A Story of CPUs and GPUs: Performance Portability and Scaling Results for Nektar++

  • Wüstenberg, Henrik (Imperial College London)
  • Xing, Jacques (Imperial College London)
  • Ye, Junjie (Imperial College London)
  • Renner, Diego (Imperial College London)
  • Xia, Boyang (King's College London)
  • Sherwin, Spencer (Imperial College London)
  • Moxey, David (King's College London)
  • Cantwell, Chris (Imperial College London)

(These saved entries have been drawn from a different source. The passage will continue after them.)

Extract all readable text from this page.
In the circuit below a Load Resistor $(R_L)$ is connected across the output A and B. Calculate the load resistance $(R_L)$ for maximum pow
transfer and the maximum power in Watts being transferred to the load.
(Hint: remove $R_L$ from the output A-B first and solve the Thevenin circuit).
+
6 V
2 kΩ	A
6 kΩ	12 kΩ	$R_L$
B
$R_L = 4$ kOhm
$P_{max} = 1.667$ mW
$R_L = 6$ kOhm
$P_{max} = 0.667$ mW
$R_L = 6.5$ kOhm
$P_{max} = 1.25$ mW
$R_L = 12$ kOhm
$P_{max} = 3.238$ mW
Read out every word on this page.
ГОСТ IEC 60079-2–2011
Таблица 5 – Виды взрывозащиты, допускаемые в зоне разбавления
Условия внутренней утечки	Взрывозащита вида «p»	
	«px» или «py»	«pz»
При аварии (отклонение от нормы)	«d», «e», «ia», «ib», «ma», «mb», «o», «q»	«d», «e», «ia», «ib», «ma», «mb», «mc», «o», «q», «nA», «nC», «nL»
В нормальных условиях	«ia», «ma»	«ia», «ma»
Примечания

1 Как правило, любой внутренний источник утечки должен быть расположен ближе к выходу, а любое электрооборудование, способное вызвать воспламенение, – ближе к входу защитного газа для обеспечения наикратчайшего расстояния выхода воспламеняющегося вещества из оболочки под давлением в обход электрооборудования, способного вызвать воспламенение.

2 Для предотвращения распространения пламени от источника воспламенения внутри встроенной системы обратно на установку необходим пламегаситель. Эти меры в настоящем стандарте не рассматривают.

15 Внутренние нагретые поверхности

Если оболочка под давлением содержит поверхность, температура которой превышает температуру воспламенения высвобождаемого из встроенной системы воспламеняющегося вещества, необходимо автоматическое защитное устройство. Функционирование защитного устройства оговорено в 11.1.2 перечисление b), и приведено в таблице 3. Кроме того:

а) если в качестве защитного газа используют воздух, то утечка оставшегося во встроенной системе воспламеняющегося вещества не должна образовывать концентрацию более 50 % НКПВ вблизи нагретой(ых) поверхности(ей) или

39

Please login to view abstract download link

Nektar++ is an open-source spectral/hp element framework [1,2] for the numerical solution of partial differential equations (PDEs), widely used for high-order simulations in computational fluid dynamics (CFD) and related applications. To better exploit modern heterogeneous high-performance computing (HPC) systems, including GPU-accelerated platforms, Nektar++ is undergoing a major redesign focused on performance portability while retaining high efficiency on CPU-only architectures. The redesigned framework adopts a unified backend architecture supporting CUDA, HIP, SYCL, and SIMD vectorisation, enabling a single high-level solver implementation to target diverse hardware platforms. Performance-critical components, such as elemental and global operators, are implemented using backend-specialised kernels, while solver logic remains device-independent. Building on previously demonstrated performance of elemental operators, this work presents early scaling results, progressing from single-GPU execution to multi-GPU configurations. We report performance and scaling behaviour for optimised global operators, and demonstrate solver-level results for the incompressible and compressible Navier-Stokes equations using continuous and discontinuous Galerkin discretisation within the new operator-based design. These early results illustrate the feasibility of scaling high-order spectral element methods for unstructured meshes across multiple GPUs using a unified, maintainable codebase, and represent an important step toward scalable, portable, and production-ready CFD simulations on current and future heterogeneous HPC systems.